Mortgage application volume fell a dramatic 12.8%, on an adjusted basis, in the week ending Nov. 29, compared to the previous week, according to the Mortgage Bankers Association's (MBA) Weekly Mortgage Applications Survey.
The survey results include an adjustment for the Thanksgiving holiday. On an unadjusted basis, volume decreased 40% compared with the previous week.
Refinancing volume also continued to fall last week, dropping 18% from the previous week to reach its lowest level since the week ending Sept. 6. The refinance share of mortgage activity decreased to 63% of total applications from 66% the previous week. The adjustable-rate mortgage (ARM) share of activity was unchanged at 8% of total applications.
The seasonally adjusted Purchase Index, which forecasts incoming volume, decreased 4% from one week earlier, on an adjusted basis, and decreased 36% on an unadjusted basis compared with the previous week, and was 37% lower than the same week one year ago.
Rising interest rates continue to be the primary factor driving down volume. The average rate for a 30-year fixed-rate mortgage with conforming loan balance ($417,000 or less) increased to 4.51% last week, compared to 4.48% the week prior.

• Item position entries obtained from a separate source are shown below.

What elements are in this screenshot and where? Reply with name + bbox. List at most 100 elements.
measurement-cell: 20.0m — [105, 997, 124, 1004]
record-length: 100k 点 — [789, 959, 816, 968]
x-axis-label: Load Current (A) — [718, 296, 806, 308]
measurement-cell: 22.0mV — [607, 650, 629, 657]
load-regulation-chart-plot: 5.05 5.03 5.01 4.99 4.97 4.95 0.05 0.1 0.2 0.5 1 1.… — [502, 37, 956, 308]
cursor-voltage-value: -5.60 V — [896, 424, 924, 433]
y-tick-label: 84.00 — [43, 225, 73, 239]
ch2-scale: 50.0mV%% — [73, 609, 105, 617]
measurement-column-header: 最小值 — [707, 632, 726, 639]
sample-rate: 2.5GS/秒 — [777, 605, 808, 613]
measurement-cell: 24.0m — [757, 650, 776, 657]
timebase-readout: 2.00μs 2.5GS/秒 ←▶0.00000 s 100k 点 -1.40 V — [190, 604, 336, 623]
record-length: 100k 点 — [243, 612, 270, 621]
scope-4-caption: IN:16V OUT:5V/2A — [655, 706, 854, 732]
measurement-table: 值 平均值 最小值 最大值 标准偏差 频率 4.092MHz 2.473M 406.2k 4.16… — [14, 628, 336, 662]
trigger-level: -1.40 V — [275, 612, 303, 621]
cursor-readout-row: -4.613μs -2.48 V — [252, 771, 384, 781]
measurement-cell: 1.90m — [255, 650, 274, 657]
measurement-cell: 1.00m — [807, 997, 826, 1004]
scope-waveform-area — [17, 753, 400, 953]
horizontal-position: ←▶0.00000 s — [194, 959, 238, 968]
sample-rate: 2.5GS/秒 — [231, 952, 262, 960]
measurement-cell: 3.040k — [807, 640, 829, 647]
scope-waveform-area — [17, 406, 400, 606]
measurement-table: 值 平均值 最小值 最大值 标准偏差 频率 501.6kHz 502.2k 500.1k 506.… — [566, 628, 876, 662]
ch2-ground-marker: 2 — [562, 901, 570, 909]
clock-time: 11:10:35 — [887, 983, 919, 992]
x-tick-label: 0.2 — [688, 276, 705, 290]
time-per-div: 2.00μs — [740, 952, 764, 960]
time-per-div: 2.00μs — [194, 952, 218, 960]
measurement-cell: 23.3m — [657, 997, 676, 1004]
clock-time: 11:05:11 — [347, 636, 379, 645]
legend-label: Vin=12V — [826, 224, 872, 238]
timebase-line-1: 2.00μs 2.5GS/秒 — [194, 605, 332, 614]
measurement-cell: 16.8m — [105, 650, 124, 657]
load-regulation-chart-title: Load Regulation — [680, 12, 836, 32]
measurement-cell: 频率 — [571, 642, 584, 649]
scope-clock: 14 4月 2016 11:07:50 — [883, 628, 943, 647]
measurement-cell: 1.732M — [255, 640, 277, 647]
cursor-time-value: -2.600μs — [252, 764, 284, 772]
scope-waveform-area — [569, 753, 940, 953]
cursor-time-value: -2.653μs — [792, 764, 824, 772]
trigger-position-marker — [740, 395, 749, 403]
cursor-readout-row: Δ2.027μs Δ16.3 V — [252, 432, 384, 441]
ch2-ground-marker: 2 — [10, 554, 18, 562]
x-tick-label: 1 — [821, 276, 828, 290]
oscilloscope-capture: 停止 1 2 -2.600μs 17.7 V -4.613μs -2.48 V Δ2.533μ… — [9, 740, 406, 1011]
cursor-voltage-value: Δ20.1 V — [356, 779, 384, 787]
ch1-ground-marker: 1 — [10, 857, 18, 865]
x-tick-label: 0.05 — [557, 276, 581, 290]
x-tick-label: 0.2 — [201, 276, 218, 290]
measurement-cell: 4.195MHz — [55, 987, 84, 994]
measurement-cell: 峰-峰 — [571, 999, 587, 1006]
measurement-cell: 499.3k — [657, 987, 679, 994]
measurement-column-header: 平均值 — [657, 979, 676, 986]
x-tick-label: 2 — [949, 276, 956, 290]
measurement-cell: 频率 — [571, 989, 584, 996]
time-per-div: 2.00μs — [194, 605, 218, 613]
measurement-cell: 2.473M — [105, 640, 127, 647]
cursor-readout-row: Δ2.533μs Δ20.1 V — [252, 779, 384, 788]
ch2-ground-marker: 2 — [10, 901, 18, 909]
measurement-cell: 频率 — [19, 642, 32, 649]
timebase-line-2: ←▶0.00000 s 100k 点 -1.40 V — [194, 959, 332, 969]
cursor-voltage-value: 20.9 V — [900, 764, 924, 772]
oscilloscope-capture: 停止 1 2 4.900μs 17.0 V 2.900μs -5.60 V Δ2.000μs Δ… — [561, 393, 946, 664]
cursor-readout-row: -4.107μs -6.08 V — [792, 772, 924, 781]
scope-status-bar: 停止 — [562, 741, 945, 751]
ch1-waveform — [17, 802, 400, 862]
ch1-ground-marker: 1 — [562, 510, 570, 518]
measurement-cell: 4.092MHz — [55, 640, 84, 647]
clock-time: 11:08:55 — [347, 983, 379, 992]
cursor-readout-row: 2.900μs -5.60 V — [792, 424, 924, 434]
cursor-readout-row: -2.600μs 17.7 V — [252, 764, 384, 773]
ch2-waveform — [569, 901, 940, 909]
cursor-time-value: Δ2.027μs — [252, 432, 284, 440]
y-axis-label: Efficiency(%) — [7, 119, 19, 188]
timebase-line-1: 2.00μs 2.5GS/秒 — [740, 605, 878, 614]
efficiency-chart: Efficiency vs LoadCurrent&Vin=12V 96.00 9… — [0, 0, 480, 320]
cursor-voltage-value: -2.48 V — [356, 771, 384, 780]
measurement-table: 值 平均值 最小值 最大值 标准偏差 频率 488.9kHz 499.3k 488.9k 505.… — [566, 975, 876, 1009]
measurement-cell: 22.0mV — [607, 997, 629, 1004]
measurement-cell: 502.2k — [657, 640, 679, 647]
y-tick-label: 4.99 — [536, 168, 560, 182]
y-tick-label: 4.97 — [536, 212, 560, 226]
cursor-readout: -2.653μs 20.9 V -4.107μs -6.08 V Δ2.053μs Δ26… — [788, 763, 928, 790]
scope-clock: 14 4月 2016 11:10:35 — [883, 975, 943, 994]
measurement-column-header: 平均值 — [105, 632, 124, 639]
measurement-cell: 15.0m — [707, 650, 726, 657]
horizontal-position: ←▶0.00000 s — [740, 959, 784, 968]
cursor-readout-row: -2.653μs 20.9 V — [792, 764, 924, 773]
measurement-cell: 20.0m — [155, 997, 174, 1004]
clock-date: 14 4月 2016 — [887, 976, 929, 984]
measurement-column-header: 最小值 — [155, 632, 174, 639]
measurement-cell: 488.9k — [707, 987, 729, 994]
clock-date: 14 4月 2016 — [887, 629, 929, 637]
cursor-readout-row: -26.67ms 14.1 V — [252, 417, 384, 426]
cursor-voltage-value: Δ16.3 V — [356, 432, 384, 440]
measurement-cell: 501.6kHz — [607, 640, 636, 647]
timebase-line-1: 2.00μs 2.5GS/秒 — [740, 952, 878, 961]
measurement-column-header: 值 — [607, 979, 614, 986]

The average rate for a 30-year fixed-rate mortgage with jumbo loan balance (greater than $417,000) also increased, reaching 4.49% compared to 4.48% the previous week.
The average rate for a 30-year fixed-rate mortgage backed by the Federal Housing Administration increased slightly to 4.17% compared to 4.16% the week prior.
The average rate for 15-year fixed-rate mortgages increased to 3.56% from 3.52%.
The average rate for a 5/1 ARM decreased to 3.09% from 3.18%.